Often, beginners just find the best singers out there and try to imitate what they’re doing, but that usually means choosing songs that are way too difficult for their voice, and that’s a sure-fire way to ruin your confidence! After all, you want to feel comfortable when you’re first learning how to sing, and choosing songs that fit your voice is a great start.
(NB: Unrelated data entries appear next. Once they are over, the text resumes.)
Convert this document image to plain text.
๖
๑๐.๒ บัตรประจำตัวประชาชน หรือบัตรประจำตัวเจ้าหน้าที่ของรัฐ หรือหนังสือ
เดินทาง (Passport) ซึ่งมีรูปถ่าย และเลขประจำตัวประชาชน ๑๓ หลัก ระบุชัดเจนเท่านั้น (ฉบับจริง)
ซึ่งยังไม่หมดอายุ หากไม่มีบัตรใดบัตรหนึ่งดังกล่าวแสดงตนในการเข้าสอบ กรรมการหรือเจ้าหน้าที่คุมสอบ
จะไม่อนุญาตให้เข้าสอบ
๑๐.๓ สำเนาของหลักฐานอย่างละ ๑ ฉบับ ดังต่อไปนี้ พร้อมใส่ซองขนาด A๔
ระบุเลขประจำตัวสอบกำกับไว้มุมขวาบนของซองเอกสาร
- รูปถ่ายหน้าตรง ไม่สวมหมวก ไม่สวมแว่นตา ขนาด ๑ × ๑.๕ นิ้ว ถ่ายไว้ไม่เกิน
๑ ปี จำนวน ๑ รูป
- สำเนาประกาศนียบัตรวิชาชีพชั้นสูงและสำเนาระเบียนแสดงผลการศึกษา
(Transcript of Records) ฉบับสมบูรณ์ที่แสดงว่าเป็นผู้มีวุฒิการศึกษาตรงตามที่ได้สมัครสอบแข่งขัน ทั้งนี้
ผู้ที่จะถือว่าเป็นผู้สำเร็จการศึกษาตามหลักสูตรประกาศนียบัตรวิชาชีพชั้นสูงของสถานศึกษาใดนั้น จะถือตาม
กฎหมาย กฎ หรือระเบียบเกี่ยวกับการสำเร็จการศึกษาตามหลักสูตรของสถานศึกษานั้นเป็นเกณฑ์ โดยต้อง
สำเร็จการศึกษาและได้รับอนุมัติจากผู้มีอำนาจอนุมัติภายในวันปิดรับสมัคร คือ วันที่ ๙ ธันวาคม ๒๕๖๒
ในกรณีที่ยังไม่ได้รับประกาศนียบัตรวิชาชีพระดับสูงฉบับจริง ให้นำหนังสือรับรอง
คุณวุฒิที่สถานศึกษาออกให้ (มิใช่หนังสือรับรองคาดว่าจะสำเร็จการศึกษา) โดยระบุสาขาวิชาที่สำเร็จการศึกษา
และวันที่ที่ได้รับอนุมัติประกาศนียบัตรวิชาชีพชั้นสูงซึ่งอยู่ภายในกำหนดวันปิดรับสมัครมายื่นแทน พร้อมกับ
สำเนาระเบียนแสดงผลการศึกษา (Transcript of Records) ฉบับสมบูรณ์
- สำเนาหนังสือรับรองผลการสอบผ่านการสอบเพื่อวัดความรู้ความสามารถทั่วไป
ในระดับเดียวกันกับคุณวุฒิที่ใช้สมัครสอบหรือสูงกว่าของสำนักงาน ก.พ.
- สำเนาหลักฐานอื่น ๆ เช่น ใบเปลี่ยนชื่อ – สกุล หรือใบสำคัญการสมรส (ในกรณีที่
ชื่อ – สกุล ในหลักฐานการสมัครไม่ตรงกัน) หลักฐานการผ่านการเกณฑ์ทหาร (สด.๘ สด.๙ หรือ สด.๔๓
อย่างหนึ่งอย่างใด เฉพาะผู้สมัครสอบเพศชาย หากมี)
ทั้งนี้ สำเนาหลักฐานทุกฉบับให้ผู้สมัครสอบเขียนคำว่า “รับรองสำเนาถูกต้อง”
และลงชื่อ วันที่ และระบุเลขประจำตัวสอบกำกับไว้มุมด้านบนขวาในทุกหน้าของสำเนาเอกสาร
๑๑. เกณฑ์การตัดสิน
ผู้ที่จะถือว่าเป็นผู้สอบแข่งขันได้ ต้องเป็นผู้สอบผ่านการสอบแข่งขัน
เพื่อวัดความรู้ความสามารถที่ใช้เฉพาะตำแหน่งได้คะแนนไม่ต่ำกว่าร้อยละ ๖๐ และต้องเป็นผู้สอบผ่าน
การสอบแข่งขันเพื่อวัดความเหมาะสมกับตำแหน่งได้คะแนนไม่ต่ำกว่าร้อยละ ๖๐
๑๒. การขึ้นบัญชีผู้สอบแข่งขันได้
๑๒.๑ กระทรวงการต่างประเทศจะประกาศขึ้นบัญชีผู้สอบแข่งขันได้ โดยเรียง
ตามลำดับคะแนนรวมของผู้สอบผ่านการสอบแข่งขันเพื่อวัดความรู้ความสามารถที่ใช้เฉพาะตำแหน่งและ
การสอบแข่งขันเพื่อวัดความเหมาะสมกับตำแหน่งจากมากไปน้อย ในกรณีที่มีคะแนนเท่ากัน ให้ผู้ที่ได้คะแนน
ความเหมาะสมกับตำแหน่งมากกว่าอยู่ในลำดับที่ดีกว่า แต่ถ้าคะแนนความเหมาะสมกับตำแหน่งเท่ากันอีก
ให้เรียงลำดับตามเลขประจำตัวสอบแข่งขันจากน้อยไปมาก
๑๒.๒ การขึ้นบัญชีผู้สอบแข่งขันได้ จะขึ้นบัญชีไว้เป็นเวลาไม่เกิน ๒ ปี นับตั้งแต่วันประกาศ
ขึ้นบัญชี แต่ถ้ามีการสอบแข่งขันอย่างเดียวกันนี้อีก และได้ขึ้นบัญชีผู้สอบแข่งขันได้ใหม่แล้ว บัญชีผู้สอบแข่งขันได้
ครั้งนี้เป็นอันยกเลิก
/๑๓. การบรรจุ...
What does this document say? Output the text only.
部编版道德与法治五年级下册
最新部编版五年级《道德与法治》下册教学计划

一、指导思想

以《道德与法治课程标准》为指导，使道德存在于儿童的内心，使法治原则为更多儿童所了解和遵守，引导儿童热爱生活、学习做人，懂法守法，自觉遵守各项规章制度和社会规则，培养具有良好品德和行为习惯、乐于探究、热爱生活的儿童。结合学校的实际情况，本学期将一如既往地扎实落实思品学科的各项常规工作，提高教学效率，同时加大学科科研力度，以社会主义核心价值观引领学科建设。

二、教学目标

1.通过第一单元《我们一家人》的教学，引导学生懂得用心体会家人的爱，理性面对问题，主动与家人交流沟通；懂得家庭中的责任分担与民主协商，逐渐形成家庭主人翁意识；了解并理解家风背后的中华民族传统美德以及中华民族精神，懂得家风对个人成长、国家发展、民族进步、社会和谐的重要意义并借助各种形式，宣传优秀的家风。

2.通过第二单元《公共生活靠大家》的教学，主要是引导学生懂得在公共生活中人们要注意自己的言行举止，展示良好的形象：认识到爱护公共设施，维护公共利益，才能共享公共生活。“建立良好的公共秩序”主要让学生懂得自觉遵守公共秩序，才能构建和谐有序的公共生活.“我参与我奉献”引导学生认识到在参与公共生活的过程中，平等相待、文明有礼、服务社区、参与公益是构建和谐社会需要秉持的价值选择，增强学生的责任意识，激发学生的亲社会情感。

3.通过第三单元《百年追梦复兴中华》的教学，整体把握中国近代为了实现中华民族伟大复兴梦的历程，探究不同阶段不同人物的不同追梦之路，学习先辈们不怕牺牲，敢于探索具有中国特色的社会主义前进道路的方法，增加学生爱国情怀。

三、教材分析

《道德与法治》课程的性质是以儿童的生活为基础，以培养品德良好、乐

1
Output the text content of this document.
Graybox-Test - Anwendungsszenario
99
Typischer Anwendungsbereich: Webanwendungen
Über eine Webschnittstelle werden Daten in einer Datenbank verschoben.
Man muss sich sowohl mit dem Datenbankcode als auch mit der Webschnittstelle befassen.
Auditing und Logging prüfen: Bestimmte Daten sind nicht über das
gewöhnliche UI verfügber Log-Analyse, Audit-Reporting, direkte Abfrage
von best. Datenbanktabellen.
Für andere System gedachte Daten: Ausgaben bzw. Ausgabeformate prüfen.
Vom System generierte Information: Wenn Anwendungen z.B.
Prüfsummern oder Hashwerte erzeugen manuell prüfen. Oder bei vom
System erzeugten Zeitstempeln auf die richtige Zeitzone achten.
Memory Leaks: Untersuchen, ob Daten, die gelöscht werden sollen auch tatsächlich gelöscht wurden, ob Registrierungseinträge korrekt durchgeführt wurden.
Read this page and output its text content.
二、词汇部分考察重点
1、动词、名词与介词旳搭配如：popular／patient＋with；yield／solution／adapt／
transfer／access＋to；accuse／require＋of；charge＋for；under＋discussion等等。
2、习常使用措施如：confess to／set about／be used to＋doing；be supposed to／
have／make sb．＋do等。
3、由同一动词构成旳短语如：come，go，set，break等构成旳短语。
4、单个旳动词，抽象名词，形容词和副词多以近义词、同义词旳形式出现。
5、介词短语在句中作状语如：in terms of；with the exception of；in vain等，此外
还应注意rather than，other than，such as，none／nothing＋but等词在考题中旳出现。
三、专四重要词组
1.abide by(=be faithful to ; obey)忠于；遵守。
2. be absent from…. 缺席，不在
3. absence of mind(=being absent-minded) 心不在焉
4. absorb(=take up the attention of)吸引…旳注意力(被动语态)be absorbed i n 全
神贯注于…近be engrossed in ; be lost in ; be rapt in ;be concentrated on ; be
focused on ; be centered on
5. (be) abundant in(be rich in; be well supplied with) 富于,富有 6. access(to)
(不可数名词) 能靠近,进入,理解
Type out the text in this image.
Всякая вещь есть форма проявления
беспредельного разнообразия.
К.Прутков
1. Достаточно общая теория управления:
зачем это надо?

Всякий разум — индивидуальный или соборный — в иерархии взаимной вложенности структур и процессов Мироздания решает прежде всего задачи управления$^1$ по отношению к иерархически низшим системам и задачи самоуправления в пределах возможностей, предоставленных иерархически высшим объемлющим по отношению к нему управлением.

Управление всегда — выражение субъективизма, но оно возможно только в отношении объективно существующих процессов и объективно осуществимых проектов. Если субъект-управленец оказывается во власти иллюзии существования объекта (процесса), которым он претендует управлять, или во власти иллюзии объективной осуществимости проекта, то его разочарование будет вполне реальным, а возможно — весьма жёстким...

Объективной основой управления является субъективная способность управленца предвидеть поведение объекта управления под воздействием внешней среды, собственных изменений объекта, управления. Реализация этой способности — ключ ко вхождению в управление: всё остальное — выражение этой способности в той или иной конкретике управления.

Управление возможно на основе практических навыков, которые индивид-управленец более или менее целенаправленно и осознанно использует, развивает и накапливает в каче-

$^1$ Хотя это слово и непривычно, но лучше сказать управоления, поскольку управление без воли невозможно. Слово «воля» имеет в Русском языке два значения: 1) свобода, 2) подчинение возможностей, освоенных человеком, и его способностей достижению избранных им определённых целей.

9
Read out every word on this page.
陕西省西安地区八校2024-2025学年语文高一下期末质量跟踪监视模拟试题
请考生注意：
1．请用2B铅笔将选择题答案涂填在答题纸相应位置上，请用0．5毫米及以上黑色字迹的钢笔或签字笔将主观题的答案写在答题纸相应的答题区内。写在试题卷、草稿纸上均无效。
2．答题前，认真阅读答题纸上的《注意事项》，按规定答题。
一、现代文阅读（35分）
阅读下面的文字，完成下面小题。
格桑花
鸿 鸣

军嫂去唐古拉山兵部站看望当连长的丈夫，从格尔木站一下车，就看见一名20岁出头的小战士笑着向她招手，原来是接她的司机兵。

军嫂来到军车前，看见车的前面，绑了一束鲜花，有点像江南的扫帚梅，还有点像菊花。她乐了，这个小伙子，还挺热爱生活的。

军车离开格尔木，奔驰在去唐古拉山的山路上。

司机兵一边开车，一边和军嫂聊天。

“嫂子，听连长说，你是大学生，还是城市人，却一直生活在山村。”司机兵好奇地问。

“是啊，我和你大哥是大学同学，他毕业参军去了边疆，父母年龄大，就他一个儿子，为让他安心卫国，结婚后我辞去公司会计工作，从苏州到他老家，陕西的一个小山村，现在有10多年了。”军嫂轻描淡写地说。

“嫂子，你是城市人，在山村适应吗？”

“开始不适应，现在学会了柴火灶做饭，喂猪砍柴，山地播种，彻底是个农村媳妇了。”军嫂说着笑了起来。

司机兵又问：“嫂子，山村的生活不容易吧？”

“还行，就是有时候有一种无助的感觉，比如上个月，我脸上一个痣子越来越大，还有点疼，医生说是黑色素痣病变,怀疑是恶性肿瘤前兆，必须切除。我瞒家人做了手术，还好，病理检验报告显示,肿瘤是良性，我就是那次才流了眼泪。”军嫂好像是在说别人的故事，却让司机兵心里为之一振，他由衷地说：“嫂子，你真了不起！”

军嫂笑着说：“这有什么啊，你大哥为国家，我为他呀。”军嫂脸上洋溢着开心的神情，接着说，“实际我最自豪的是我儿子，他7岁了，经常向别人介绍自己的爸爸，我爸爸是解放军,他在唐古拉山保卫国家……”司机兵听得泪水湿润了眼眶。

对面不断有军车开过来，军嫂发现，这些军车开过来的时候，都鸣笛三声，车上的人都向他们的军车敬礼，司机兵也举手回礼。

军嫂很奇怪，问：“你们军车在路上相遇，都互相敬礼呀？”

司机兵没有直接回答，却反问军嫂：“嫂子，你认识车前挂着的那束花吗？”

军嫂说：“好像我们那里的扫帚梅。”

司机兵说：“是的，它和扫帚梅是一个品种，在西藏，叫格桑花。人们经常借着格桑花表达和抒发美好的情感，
  • They pick a song they think people want to hear, rather than one they’re passionate about.Īs the founder and head voice teacher of Ramsey Voice Studio, I work with vocalists of all genres and experience, and a huge part of my job as a voice teacher is to help my students pick the right songs for their voice.
  • The song is wrong for the style of music they sing.
  • they’re a bass and they choose a tenor song).
  • The song doesn’t fit their voice type (e.g.
  • But if you’re just starting out, how can you tell if a song is actually good for your voice?Ĭan I tell you something that boggles my mind? The vast majority of beginning singers choose songs that are totally wrong for their voice! In singing performance, it definitely helps to have a solid, flexible range with some excitement or "heat" in the voice complemented, more importantly, by knowing what to do with a lyric - how to interpret a song.īut great singers don't need to "brag" about their range because, frankly, that's not what made them great singers in the first place.īy the way, from the very bottom to the very top, a four-part choir sings in about a five-octave range.Picking songs that fit your voice is one of the most important skills you can have as a singer. The best dancers don't have the biggest feet, nor do the greatest singers have the highest or lowest voices. That's because the public, the untrained singers out there, likes to sing along, too. The most popular melodies of all time have well under a two-octave range. No one person could sing the material - and if one person could, probably only dogs and whales would want to hear it anyway.

    octave range

    #OCTAVE RANGE PROFESSIONAL#

    Really, composers simply don't write five octave songs.īurt Bacharach wrote some range-y tunes ("Do You Know The Way To San Jose?" comes to mind), but a five-octave song would have been professional suicide (and think of poor Dionne Warwick!). Sure, I didn't count his falsetto which could have given him maybe another octave - maybe - but I guess that, like Stephen Schwartz, Verdi and Puccini didn't know what to do with those two extra octaves either.

    octave range

    Perhaps Stephen Schwartz didn't know what to do with the other three octaves? For us guys, even Luciano Pavarotti in his prime probably had a 20-note range (about two and a half octaves). Elphaba in "Wicked" belts about a two-octave range. I never heard anything about those gals having a 40-note/five octave range! My female belters work from a low F (in the traditional alto range) up to a high Ab (about a 16 or 17-note range or two-plus octaves) which is more than plenty for a true pop/Broadway belt song. Think (old school) Mary Martin, Ethel Merman, Billie Holiday, Peggy Lee.

    octave range

    There have been hundreds of female belters in pop, jazz and Broadway recordings who did groundbreaking work within an 11 or 12-note range. "Circus freak" comes to mind, but not better.

    octave range

    It's a publicist's claim for more ink in the Calendar section, not a claim rooted in music reality.įirst, claiming five octaves doesn't mean one is a "better" singer. Uhm, did I miss something in my college music theory class? If I read one more time that pop star #1 or voice teacher #2 has a five-octave range, I'm gonna start holding protest rallies in front of the Walt Disney Concert Hall.